ERIC HINMAN, ENDURANCE ATHELETE AND ENTREPRENUER
Homebase: Denver, Colorado
The Office: Boulder, Colordao
The Ride: Tesla
Duration: 30 minutes
Eric Hinman is one of those lucky guys who can call being outdoors his job. His hobbies as a Crossfit and Ironman competitor set him on a course to work in the fitness landscape as an entrepreneur. Hinman opened a few health-focused restaurants in his hometown of upstate New York before making the move to the mountains of Colorado, where he currently works with various nutrition brands. Not to mention, he gets the chance to find the perfect place to cut up some bike trails on his drives through The Flatirons.
What do you enjoy about driving through Colorado?
Colorado is a mecca when it comes to hiking, running, mountain biking, and outdoor living. There is always a kind of activity that I can do anywhere in the area. Every drive that I do in the state is incredibly scenic. I believe getting to take in that kind of nature on a daily basis is good for the soul. The drive into Boulder from Denver is especially beautiful. When you hit four miles out from Boulder you just see all of the Flatirons, Chautauqua, and all the mountains in the Front Range.
How does the commute usually play out?
First stop is Heil Valley Ranch, a pretty amazing mountain biking trail that is just about 10 minutes outside of Boulder. Once I finish that I will usually do a trail run of Mount Sanitas, which can take anywhere around an hour.
Do you listen to anything on the drive?
I like to crank a little hip-hop music, the standards like Tupac, Biggie, Kanye, and Jay Z. I have been really getting into Drake’s new album.
How does your Tesla handle Colorado?
I have converted my Tesla in an adventure vehicle that is usually full of gear, smells of sweat, and is covered in mud. I love the autopilot feature on the highway, being able to be more productive than if you were fully in charge of the drive is a great benefit for me. The only drawback is there aren’t as many charging stations as I would like just yet, but I am usually able to work ways around it.

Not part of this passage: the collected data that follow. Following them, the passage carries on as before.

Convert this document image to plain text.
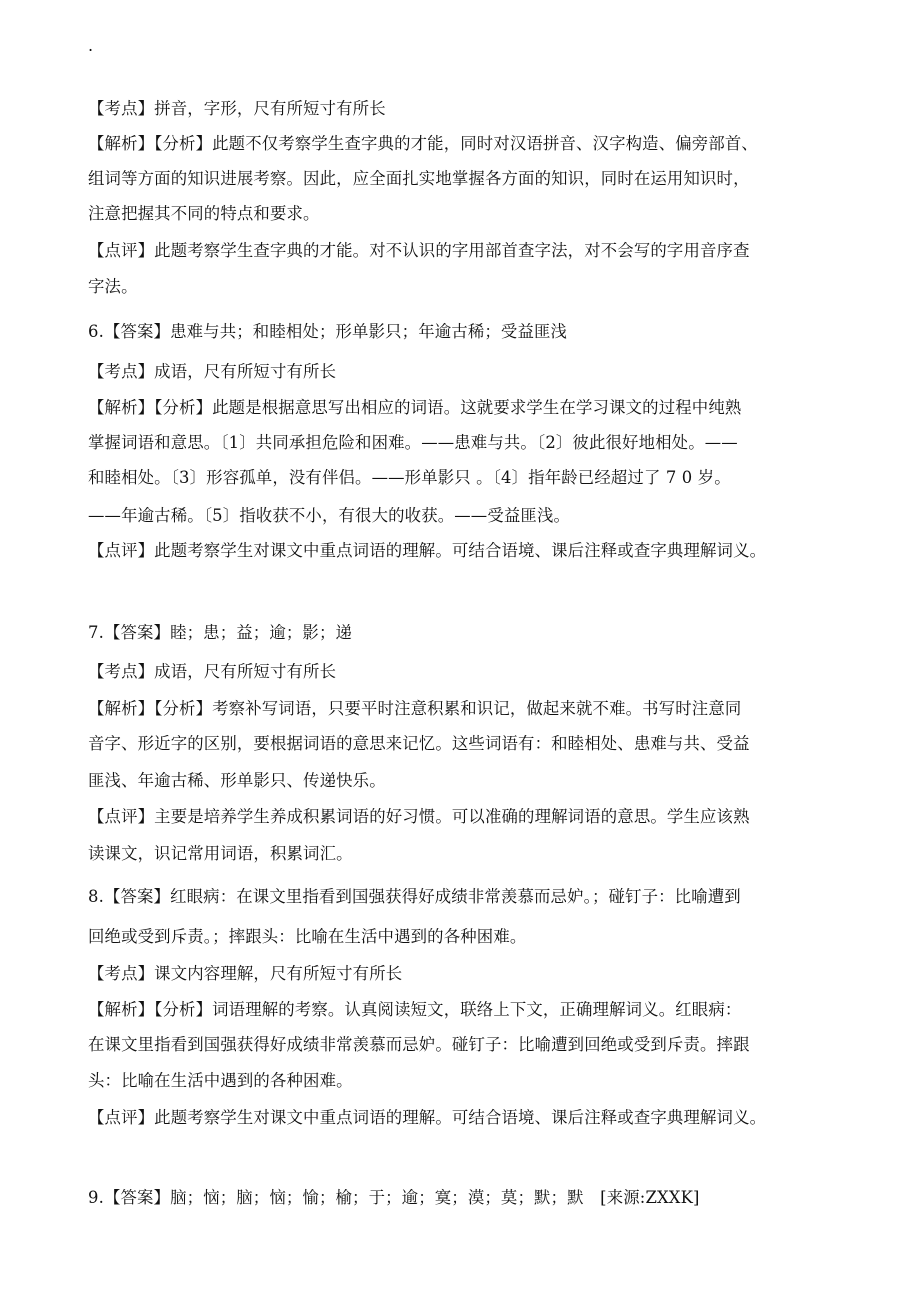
.
【考点】拼音，字形，尺有所短寸有所长
【解析】【分析】此题不仅考察学生查字典的才能，同时对汉语拼音、汉字构造、偏旁部首、
组词等方面的知识进展考察。因此，应全面扎实地掌握各方面的知识，同时在运用知识时，
注意把握其不同的特点和要求。
【点评】此题考察学生查字典的才能。对不认识的字用部首查字法，对不会写的字用音序查
字法。
6.【答案】患难与共；和睦相处；形单影只；年逾古稀；受益匪浅
【考点】成语，尺有所短寸有所长
【解析】【分析】此题是根据意思写出相应的词语。这就要求学生在学习课文的过程中纯熟
掌握词语和意思。〔1〕共同承担危险和困难。——患难与共。〔2〕彼此很好地相处。——
和睦相处。〔3〕形容孤单，没有伴侣。——形单影只 。〔4〕指年龄已经超过了 7 0 岁。
——年逾古稀。〔5〕指收获不小，有很大的收获。——受益匪浅。
【点评】此题考察学生对课文中重点词语的理解。可结合语境、课后注释或查字典理解词义。
7.【答案】睦；患；益；逾；影；递
【考点】成语，尺有所短寸有所长
【解析】【分析】考察补写词语，只要平时注意积累和识记，做起来就不难。书写时注意同
音字、形近字的区别，要根据词语的意思来记忆。这些词语有：和睦相处、患难与共、受益
匪浅、年逾古稀、形单影只、传递快乐。
【点评】主要是培养学生养成积累词语的好习惯。可以准确的理解词语的意思。学生应该熟
读课文，识记常用词语，积累词汇。
8.【答案】红眼病：在课文里指看到国强获得好成绩非常羡慕而忌妒。；碰钉子：比喻遭到
回绝或受到斥责。；摔跟头：比喻在生活中遇到的各种困难。
【考点】课文内容理解，尺有所短寸有所长
【解析】【分析】词语理解的考察。认真阅读短文，联络上下文，正确理解词义。红眼病：
在课文里指看到国强获得好成绩非常羡慕而忌妒。碰钉子：比喻遭到回绝或受到斥责。摔跟
头：比喻在生活中遇到的各种困难。
【点评】此题考察学生对课文中重点词语的理解。可结合语境、课后注释或查字典理解词义。
9.【答案】脑；恼；脑；恼；愉；榆；于；逾；寞；漠；莫；默；默　[来源:ZXXK]
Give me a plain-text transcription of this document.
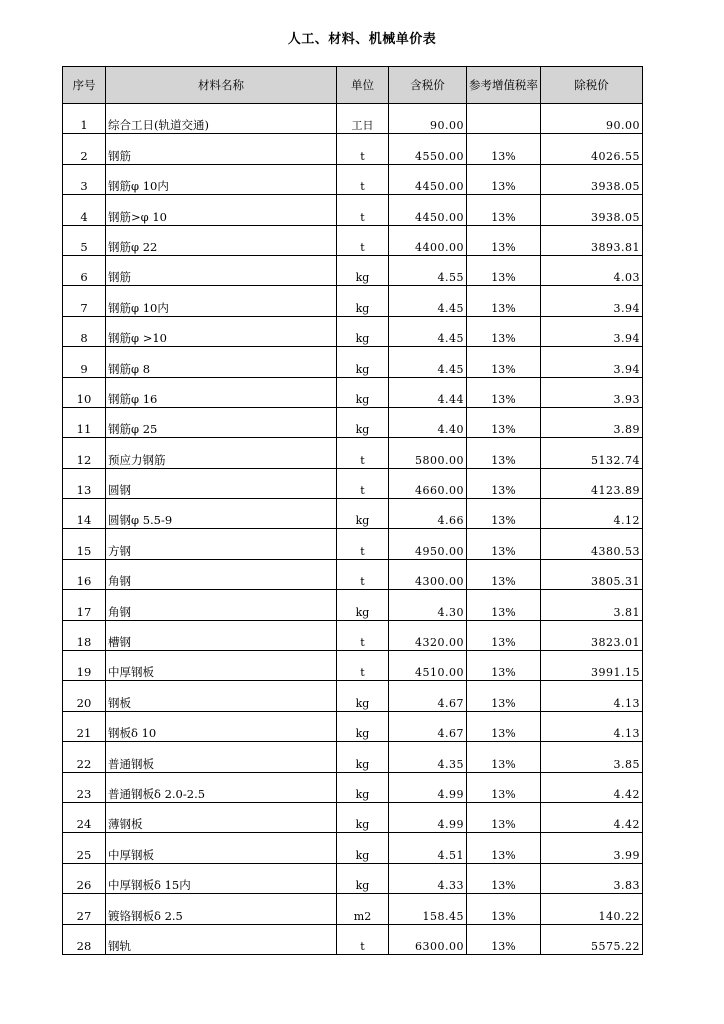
人工、材料、机械单价表
序号	材料名称	单位	含税价	参考增值税率	除税价
1	综合工日(轨道交通)	工日	90.00		90.00
2	钢筋	t	4550.00	13%	4026.55
3	钢筋φ 10内	t	4450.00	13%	3938.05
4	钢筋>φ 10	t	4450.00	13%	3938.05
5	钢筋φ 22	t	4400.00	13%	3893.81
6	钢筋	kg	4.55	13%	4.03
7	钢筋φ 10内	kg	4.45	13%	3.94
8	钢筋φ >10	kg	4.45	13%	3.94
9	钢筋φ 8	kg	4.45	13%	3.94
10	钢筋φ 16	kg	4.44	13%	3.93
11	钢筋φ 25	kg	4.40	13%	3.89
12	预应力钢筋	t	5800.00	13%	5132.74
13	圆钢	t	4660.00	13%	4123.89
14	圆钢φ 5.5-9	kg	4.66	13%	4.12
15	方钢	t	4950.00	13%	4380.53
16	角钢	t	4300.00	13%	3805.31
17	角钢	kg	4.30	13%	3.81
18	槽钢	t	4320.00	13%	3823.01
19	中厚钢板	t	4510.00	13%	3991.15
20	钢板	kg	4.67	13%	4.13
21	钢板δ 10	kg	4.67	13%	4.13
22	普通钢板	kg	4.35	13%	3.85
23	普通钢板δ 2.0-2.5	kg	4.99	13%	4.42
24	薄钢板	kg	4.99	13%	4.42
25	中厚钢板	kg	4.51	13%	3.99
26	中厚钢板δ 15内	kg	4.33	13%	3.83
27	镀铬钢板δ 2.5	m2	158.45	13%	140.22
28	钢轨	t	6300.00	13%	5575.22
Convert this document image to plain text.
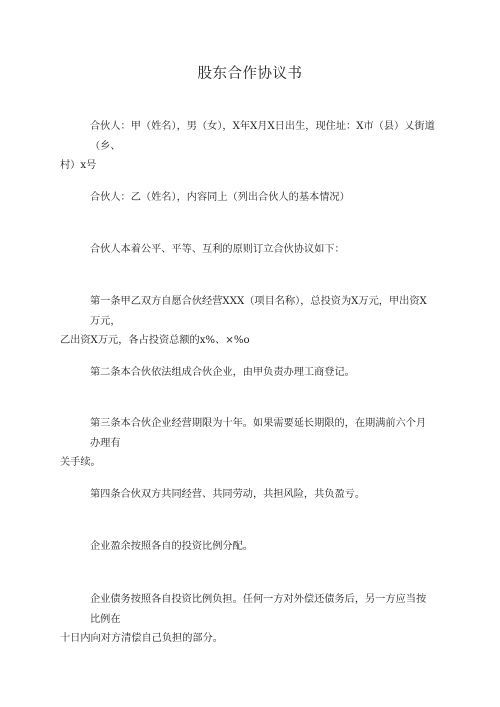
股东合作协议书

合伙人：甲（姓名），男（女），X年X月X日出生，现住址：X市（县）乂街道（乡、
村）x号

合伙人：乙（姓名），内容同上（列出合伙人的基本情况）

合伙人本着公平、平等、互利的原则订立合伙协议如下：

第一条甲乙双方自愿合伙经营XXX（项目名称），总投资为X万元，甲出资X万元，
乙出资X万元，各占投资总额的x%、×%o

第二条本合伙依法组成合伙企业，由甲负责办理工商登记。

第三条本合伙企业经营期限为十年。如果需要延长期限的，在期满前六个月办理有
关手续。

第四条合伙双方共同经营、共同劳动，共担风险，共负盈亏。

企业盈余按照各自的投资比例分配。

企业债务按照各自投资比例负担。任何一方对外偿还债务后，另一方应当按比例在
十日内向对方清偿自己负担的部分。
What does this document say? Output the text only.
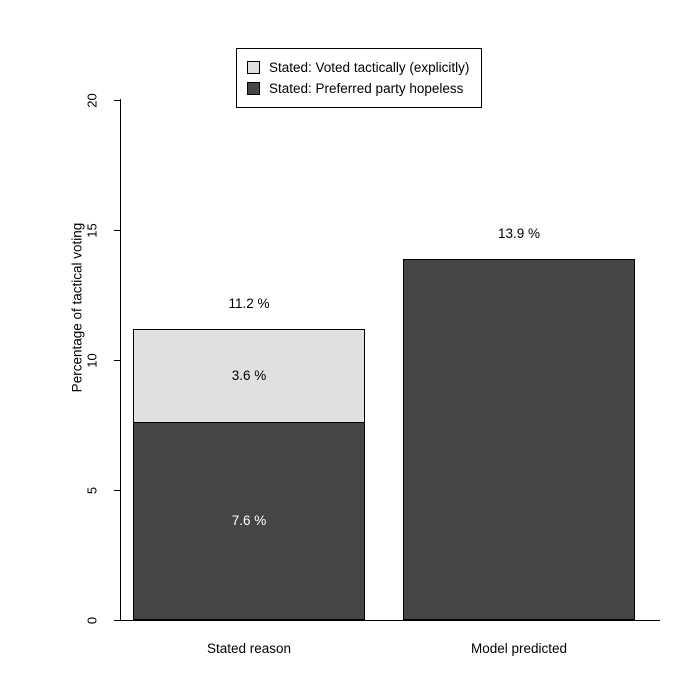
0
5
10
15
20
Percentage of tactical voting
7.6 %
3.6 %
11.2 %
13.9 %
Stated reason	Model predicted
Stated: Voted tactically (explicitly)
Stated: Preferred party hopeless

The drive into Boulder from Denver is especially beautiful. When you hit four miles out from Boulder you just see all of the Flatirons, Chautauqua, and all the mountains in the Front Range.
What do you do when the car is charging?
I plan it out so that I will use that opportunity to do some kind of Metcon workout, and maybe a set of handstand push-ups. By the time it is finished charging, it’s time to commute back—usually a little after rush hour.